Dopo di allora palinsesti sono stati scoperti in quasi tutte le biblioteche d'Europa e anche dell'Oriente. I manoscritti siriaci trasportati dal deserto di Nitria al British Museum contenevano, p. es., un importante testo omerico e lo storico romano smarrito Granio Liciniano. Due signore inglesi, A. Lewis-Smith e M. D. Gibson, hanno scoperto al Sinai nel 1892 un grande palinsesto siriaco della Bibbia, e altri testi importanti.
Tutti questi palinsesti, veramente preziosi, ci sono giunti in manoscritti dei secoli IV, V e VI, riscritti specialmente nei secoli VIII-XII. L'uso continuò sino al sec.
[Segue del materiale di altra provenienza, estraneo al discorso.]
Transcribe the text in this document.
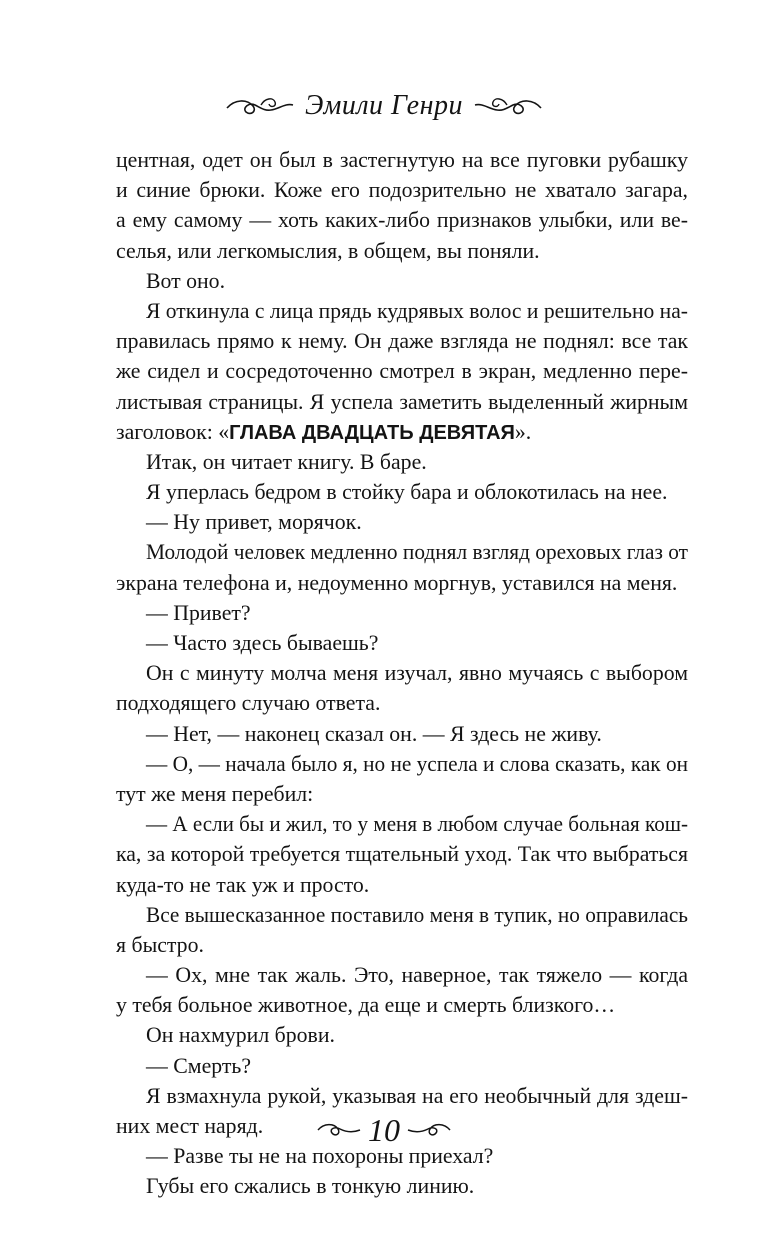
Эмили Генри
центная, одет он был в застегнутую на все пуговки рубашку
и синие брюки. Коже его подозрительно не хватало загара,
а ему самому — хоть каких-либо признаков улыбки, или ве-
селья, или легкомыслия, в общем, вы поняли.
Вот оно.
Я откинула с лица прядь кудрявых волос и решительно на-
правилась прямо к нему. Он даже взгляда не поднял: все так
же сидел и сосредоточенно смотрел в экран, медленно пере-
листывая страницы. Я успела заметить выделенный жирным
заголовок: «ГЛАВА ДВАДЦАТЬ ДЕВЯТАЯ».
Итак, он читает книгу. В баре.
Я уперлась бедром в стойку бара и облокотилась на нее.
— Ну привет, морячок.
Молодой человек медленно поднял взгляд ореховых глаз от
экрана телефона и, недоуменно моргнув, уставился на меня.
— Привет?
— Часто здесь бываешь?
Он с минуту молча меня изучал, явно мучаясь с выбором
подходящего случаю ответа.
— Нет, — наконец сказал он. — Я здесь не живу.
— О, — начала было я, но не успела и слова сказать, как он
тут же меня перебил:
— А если бы и жил, то у меня в любом случае больная кош-
ка, за которой требуется тщательный уход. Так что выбраться
куда-то не так уж и просто.
Все вышесказанное поставило меня в тупик, но оправилась
я быстро.
— Ох, мне так жаль. Это, наверное, так тяжело — когда
у тебя больное животное, да еще и смерть близкого…
Он нахмурил брови.
— Смерть?
Я взмахнула рукой, указывая на его необычный для здеш-
них мест наряд.
— Разве ты не на похороны приехал?
Губы его сжались в тонкую линию.
10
XV, p. es. in Italia, ma i testi raschiati sono in genere di nessuna importanza.
Fu rilevato molto presto che l'occhio umano non bastava al deciframento dei palinsesti, e si tentò di adoperare reagenti chimici, spesso con risultati disastrosi per i fogli così trattati. Dopo la noce di galla e la "tintura giobertina" (ferrocianuro di potassio) si consigliò il solfuro di ammonio. Ma la scoperta della fotografia fece compiere nuovi progressi all'opera di decifrazione. Sino dal 1867 Léopold Delisle, fotografando un palinsesto parigino dell'Itinerarium Antonini, mostrava come la lastra fosse assai più sensibile della retina. Ai nostri giorni l'uso dei raggi infrarossi ha dato risultati ancora più soddisfacenti; questi processi hanno il grande vantaggio di non far subire alcun rischio ai manoscritti, mentre tanti volumi hanno sofferto per l'uso dei reagenti chimici.
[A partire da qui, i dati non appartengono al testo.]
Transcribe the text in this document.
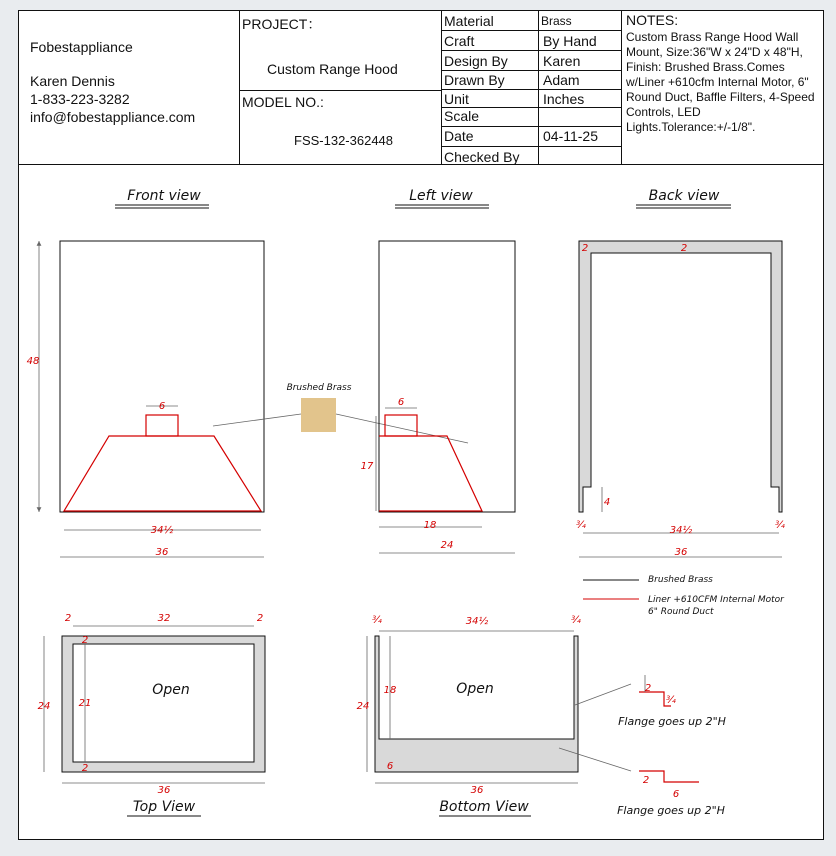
Fobestappliance
Karen Dennis
1-833-223-3282
info@fobestappliance.com
PROJECT：
Custom Range Hood
MODEL NO.:
FSS-132-362448
Material	Brass
Craft	By Hand
Design By	Karen
Drawn By	Adam
Unit	Inches
Scale
Date	04-11-25
Checked By
NOTES:
Custom Brass Range Hood Wall Mount, Size:36"W x 24"D x 48"H, Finish: Brushed Brass.Comes w/Liner +610cfm Internal Motor, 6" Round Duct, Baffle Filters, 4-Speed Controls, LED Lights.Tolerance:+/-1/8".
Front view	Left view	Back view
Top View	Bottom View
48
6
34½
36
Brushed Brass
6
17
18
24
2	2
4
¾	34½	¾
36
Brushed Brass
Liner +610CFM Internal Motor
6" Round Duct
Open
2	32	2
24	21
2
2
36
Open
¾	34½	¾
24
18
6
36
2
¾
Flange goes up 2"H
2
6
Flange goes up 2"H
Tra i grandi decifratori di palinsesti occorre citare, accanto al Mai e al Niebuhr, gl'italiani Amedeo Peyron, C. Baudi di Vesme e A. M. Ceriani; W. Studemund, lo stesso Th. Mommsen e, in tempi più recenti, Alban Dold e altri monaci dell'Abbazia di Beuron (1917 segg.). Molti tra i più celebri palinsesti provengono dalla Biblioteca bobbiense di S. Colombano, i cui resti sono oggi dispersi fra le biblioteche universitarie di Torino, Napoli, l'Ambrosiana, la Vaticana, e quella di Wolfenbüttel.
Bibl.: Sulla bibliografia dei palinsesti esiste il solo catalogo dei principali palinsesti latini, a cura di E. Châtelain, in Annuaire de l'École des hautes études, Parigi 1903. V. inoltre: A. W. von Schröter, in Hermes, XXIV (1824), pp. 318-384, e XXV (1826), pp. 271-388; L. Ferrario, Memorie intorno ai palinsesti, Milano 1853; F. Mone, De libris palimpsestis, Karlsruhe 1855; W. Wattenbach, Das Schriftwesen im Mittelalter, 3ª ed., Lipsia 1896, pp. 299-317; V. Gardthausen, Griechische Palaeographie, 2ª ed., I, ivi 1911, p. 103 segg.; E. M. Thompson, Greek and Latin Palaeography, Oxford 1912, p. 64 segg.; E. Casanova, Archivistica, 2ª ed., Siena 1928, p. 107 segg.; G. Mercati, introd. all'ed. del Cod. Vat. Lat. 5757 (Codices e Vaticanis selecti, XXIII), Roma 1934.